The welcome and opening remarks to the Affordable World Security Conference. The world today faces unprecedented challenges from a growing population, increased resource scarcity and economic instability; it also faces military competition, nuclear proliferation and rising concerns about cybersecurity. All of these are transnational problems that demand transnational solutions. By examining our priorities and taking stock of our resources, we can build a new, affordable approach to security."
Bio
Francis Finlay
Francis Finlay, EastWest Institute's Co-Chairman of the Board, is currently a director of several international investment companies and Chairman or a member of a number of endowment investment committees in the US and the UK. Mr. Finlay was formerly Chairman and CEO of Clay Finlay Inc., a global investment management firm based in New York which he co-founded in 1982. The firm was acquired in 2000 and Mr. Finlay stepped down from an executive role in 2006.
Earlier in his career, Mr. Finlay held senior investment management positions at Morgan Guaranty Trust in New York and Lazard Freres in New York and previously Paris, and was a member of the investment committees of both institutions.
Mr. Finlay's interests outside the investment world include serving as Co-Chairman of the EastWest Institute in New York, a Trustee of the British Museum, Chairman of the James Martin 21st Century Foundation, and a Governor and Trustee of the Ditchley Foundation.
Educated at Oxford University, he is an Honorary Fellow of Merton College and a member of the Chancellors Court of Benefactors. Mr. Finlay served as an Adjunct Professor at Columbia University School of Business 1981-1986 and was subsequently a Governor of the London Business School 2002-2011. He is also a Chartered Financial Analyst.
Milbry Polk
Polk graduated from The Madeira School and Harvard College. She worked for fifteen years as a photojournalist in the Middle East , South America and Asia.She co-founded Wings Trust, an educational organization and Wings WorldQuest which which celebrates the discoveries of women explorers and supports scientific exploration. Currently she is a contributing editor for The Explorers Journal. She has written and edited ten books including Women of Discovery, The Looting of the Iraq Museum, Baghdad and Egyptian Mummies and contributed chapters to others including the recent The Great Explorers.

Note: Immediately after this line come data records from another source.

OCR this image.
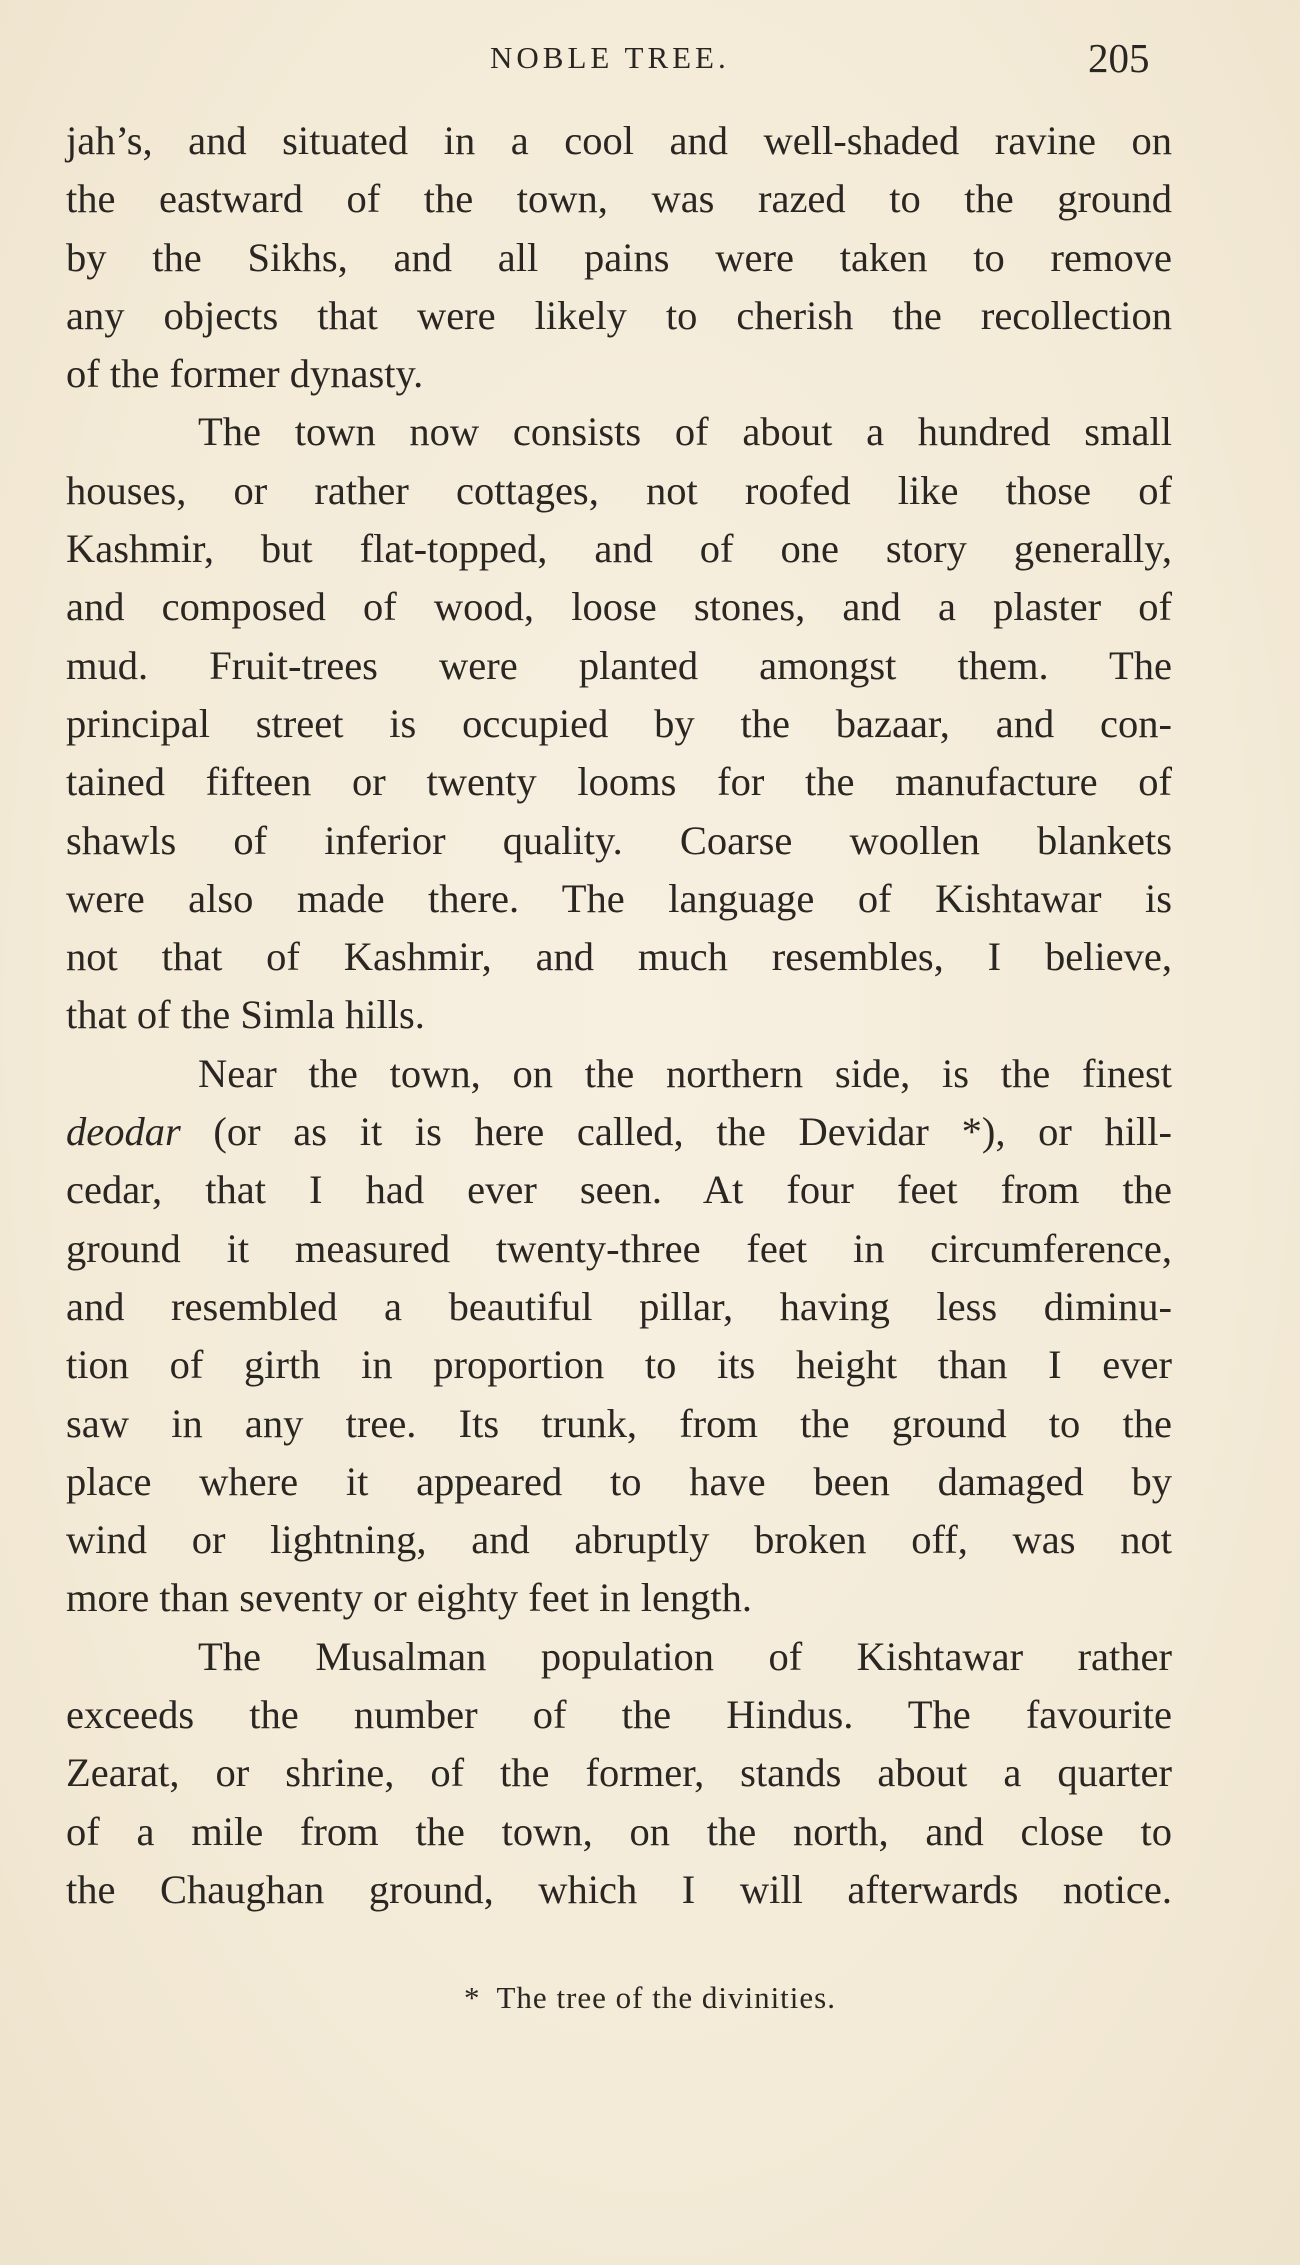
NOBLE TREE.	205

jah’s, and situated in a cool and well-shaded ravine on
the eastward of the town, was razed to the ground
by the Sikhs, and all pains were taken to remove
any objects that were likely to cherish the recollection
of the former dynasty.

The town now consists of about a hundred small
houses, or rather cottages, not roofed like those of
Kashmir, but flat-topped, and of one story generally,
and composed of wood, loose stones, and a plaster of
mud. Fruit-trees were planted amongst them. The
principal street is occupied by the bazaar, and con-
tained fifteen or twenty looms for the manufacture of
shawls of inferior quality. Coarse woollen blankets
were also made there. The language of Kishtawar is
not that of Kashmir, and much resembles, I believe,
that of the Simla hills.

Near the town, on the northern side, is the finest
deodar (or as it is here called, the Devidar *), or hill-
cedar, that I had ever seen. At four feet from the
ground it measured twenty-three feet in circumference,
and resembled a beautiful pillar, having less diminu-
tion of girth in proportion to its height than I ever
saw in any tree. Its trunk, from the ground to the
place where it appeared to have been damaged by
wind or lightning, and abruptly broken off, was not
more than seventy or eighty feet in length.

The Musalman population of Kishtawar rather
exceeds the number of the Hindus. The favourite
Zearat, or shrine, of the former, stands about a quarter
of a mile from the town, on the north, and close to
the Chaughan ground, which I will afterwards notice.

* The tree of the divinities.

She has been featured on CBS "Sunday Morning," She has been awarded Woman of the 21st Century from Women's E News.org, The Anne Morrow Lindbergh Award from the Lindbergh Foundation and the Women's Environmental Leader Award from Unity College. She was elected a Fellow of the Royal Geographic Society and a Fellow of the Explorers Club , Fellow of Wings WorldQuest and Honorary Fellow of the Canadian Royal Geographical Society. She is on the board of Arts, Cultural and Exploration organizations. Polk lectures frequently.
William R. Polk
William R. Polk is the senior director of the W. P. Carey Foundation. A graduate of Harvard University (B. A. Magna Cum Laude and Ph.D.) and Oxford University (B. A. and M. A.), he also studied at the Universidad Nacional de Mexico, the Universidad Nacional de Chile, the University of Baghdad and the American University of Cairo.
He taught at Harvard University from 1955 to 1961 when President Kennedy appointed him a Member of the Policy Planning Council of the United States Department of State.
On the Policy Planning Council, he was responsible for planning American policy over much of Africa and Asia and for a number of specialized issues such as development, refugee problems and cultural exchange. Dr. Polk was also the head of various interdepartmental Task Forces on America foreign policy and was a participant in the "crisis management committee" during the Cuban Missile Crisis. During this period, he was asked to become Deputy Commissioner-General of UNRWA.
In 1965, Dr. Polk resigned from government service to become Professor of History at the University of Chicago. There he also established the Center for Middle Eastern Studies and was a founding director of the Middle Eastern Studies Association. In 1967, he also became President of the Adlai Stevenson Institute of International Affairs which, among other things, hosted the 20th Pugwash Conference on nuclear weapons problems, helped to organize the "Table Ronde" meeting that laid the groundwork for the European Union and did much of the planning for the United Nations Environmental Program.
He was called back to the White House briefly during the 1967 Middle Eastern War to write a draft peace treaty and to act as an advisor to McGeorge Bundy, the former head of the National Security Council, who was the president's personal representative during that crisis.
Born in Fort Worth, he grew up there and on a ranch in west Texas. He attended public school in Fort Worth and the New Mexico Military Institute where he was in cavalry training during World War II. After a period studying in Latin America, he worked on a newspaper in Rome before entering college.
Dr. Polk has traveled extensively throughout Latin America, Africa, Asia and Europe and speaks several of the languages of those areas.
He is the Vice Chairman of the W.P. Carey Foundation.
He is married to Baroness Elisabeth von Oppenheimer and now spends most of his time writing in the south of France.